The investment firm noted that much of the call focused on the company’s plans to introduce the gambling surcharge on customers’ winning bets in states that are highly taxed.

Macquarie called the plan “an interesting idea that could be very accretive” to fiscal 2025 profit margins and earnings before interest, taxes, depreciation and amortization and beyond. 

Ebitda, a non-GAAP accounting benchmark, can be a useful tool for comparing companies subject to disparate tax treatments and capital costs, or analyzing them in situations where these are likely to change.

BMO Capital analyst Brian Pitz lowered the firm’s price target on DraftKings to $48 from $54 and maintained an outperform rating on the shares.

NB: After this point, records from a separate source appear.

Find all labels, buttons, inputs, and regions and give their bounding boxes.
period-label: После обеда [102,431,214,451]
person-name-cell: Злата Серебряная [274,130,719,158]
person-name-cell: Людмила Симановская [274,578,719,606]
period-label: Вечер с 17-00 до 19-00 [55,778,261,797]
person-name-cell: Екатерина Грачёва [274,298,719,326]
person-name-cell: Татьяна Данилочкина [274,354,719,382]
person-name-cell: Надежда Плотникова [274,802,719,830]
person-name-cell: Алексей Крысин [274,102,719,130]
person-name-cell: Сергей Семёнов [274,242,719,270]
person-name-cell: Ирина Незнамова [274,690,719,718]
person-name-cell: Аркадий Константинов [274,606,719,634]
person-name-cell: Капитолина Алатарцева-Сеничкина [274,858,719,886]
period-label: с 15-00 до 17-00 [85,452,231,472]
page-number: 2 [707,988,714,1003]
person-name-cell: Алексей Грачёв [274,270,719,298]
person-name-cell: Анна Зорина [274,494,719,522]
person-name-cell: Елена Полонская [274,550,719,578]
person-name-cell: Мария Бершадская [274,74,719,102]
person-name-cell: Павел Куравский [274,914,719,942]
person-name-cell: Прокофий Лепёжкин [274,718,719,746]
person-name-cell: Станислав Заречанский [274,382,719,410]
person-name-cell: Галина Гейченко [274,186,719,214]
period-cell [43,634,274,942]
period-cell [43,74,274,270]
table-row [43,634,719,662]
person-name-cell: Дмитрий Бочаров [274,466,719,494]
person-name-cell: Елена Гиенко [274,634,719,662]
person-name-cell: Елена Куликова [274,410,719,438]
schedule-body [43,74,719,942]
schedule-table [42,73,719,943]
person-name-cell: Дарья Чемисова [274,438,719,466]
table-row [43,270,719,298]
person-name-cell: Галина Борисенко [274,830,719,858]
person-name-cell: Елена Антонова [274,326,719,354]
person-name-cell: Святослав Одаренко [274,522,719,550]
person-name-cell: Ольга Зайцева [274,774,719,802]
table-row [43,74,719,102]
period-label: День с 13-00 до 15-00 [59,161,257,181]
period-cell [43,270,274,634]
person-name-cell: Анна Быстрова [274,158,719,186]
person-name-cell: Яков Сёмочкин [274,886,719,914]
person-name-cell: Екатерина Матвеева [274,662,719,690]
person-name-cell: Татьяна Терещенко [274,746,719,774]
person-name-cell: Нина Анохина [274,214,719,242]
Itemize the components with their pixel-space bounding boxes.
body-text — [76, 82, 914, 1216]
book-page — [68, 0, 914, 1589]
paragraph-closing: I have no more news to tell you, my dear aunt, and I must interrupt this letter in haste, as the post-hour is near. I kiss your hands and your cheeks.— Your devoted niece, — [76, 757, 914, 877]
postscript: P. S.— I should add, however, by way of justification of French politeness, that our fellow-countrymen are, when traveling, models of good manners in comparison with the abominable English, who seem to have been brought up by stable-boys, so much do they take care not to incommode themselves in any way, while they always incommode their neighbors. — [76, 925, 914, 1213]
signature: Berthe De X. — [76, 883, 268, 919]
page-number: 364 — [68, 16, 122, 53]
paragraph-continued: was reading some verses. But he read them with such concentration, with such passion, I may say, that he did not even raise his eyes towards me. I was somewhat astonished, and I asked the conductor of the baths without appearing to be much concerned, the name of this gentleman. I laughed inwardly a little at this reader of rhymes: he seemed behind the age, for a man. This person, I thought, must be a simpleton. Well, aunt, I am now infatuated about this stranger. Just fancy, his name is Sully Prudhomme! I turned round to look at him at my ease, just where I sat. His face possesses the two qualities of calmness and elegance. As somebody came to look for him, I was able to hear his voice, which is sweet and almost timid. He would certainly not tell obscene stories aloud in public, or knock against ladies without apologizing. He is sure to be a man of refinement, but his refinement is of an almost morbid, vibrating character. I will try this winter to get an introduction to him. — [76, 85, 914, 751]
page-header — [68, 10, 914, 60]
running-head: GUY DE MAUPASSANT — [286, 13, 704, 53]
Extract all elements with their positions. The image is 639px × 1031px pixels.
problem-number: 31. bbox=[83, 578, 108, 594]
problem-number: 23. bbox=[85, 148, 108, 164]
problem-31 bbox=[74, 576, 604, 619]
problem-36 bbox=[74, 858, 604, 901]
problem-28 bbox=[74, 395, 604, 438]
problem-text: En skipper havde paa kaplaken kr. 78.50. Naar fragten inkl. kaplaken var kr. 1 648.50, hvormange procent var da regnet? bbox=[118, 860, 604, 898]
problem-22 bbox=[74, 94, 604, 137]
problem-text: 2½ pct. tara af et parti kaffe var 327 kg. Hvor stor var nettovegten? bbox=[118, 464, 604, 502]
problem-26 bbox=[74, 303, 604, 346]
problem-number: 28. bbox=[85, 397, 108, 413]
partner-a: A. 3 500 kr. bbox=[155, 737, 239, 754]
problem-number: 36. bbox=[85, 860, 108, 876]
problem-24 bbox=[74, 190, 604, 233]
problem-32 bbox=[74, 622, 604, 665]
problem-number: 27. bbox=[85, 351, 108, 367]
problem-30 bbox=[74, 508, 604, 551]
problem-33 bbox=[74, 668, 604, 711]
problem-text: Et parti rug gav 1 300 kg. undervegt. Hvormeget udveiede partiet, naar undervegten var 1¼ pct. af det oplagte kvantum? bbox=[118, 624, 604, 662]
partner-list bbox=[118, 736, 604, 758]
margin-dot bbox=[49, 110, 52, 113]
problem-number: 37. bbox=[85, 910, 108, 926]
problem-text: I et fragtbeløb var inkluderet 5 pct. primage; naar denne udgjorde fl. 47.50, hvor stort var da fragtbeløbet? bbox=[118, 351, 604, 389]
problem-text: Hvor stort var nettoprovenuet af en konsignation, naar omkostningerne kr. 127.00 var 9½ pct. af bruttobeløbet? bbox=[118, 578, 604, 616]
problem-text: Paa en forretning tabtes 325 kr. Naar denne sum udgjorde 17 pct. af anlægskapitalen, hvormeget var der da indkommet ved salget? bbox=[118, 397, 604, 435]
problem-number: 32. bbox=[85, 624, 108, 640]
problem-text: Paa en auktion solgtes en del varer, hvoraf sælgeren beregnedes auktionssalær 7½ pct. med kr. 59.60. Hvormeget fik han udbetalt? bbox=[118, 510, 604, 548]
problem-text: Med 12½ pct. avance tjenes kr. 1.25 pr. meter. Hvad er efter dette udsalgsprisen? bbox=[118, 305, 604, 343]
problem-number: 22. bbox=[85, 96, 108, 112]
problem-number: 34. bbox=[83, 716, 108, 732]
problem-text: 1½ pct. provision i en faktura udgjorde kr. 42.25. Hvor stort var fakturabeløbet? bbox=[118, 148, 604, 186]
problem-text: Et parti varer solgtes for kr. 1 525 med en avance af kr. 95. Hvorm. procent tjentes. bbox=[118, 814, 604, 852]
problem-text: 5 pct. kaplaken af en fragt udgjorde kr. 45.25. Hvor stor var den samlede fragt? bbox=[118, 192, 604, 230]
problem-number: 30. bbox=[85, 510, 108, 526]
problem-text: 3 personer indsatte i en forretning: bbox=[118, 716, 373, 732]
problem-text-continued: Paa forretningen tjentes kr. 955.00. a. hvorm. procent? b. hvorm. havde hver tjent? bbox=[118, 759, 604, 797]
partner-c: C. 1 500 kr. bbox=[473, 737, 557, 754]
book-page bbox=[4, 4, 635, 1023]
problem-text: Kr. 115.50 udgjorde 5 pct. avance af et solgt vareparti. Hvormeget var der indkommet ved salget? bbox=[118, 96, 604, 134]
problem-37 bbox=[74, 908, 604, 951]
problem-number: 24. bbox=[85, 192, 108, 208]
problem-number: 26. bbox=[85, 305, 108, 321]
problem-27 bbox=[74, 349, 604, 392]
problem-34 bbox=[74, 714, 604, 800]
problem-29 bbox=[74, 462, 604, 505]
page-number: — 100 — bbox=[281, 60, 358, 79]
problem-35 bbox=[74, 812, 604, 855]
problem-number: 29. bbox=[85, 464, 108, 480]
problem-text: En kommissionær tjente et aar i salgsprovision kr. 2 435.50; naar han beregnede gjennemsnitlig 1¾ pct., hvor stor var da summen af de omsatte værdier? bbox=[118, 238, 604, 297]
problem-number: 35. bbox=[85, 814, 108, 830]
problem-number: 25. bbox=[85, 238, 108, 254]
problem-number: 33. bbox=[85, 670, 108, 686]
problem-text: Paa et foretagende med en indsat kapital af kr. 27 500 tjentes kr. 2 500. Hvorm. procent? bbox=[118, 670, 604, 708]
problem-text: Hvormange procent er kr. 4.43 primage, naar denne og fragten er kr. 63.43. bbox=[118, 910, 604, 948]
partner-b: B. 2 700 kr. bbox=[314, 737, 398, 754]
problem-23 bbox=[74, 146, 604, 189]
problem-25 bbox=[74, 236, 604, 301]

The company reported a “soft” second quarter as its revenue and Ebitda missed estimates, while management announced the planned surcharge, Pitz said.

Pitz added, however, that improvement in the company’s current business’ foundational economics give him more confidence that DraftKings will deliver significant Ebitda over time.

Stifel analyst Jeffrey Stantial lowered the firm’s price target on DraftKings to $48 from $50 and kept a buy rating on the shares, which remain a Stifel Select List idea.

Stantial said he shared the market’s skepticism and hesitation regarding potential consumer backlash toward DraftKings’ proposed surcharge. But he continues to see a “compelling upside bias to out-year estimates, now even further discounted.”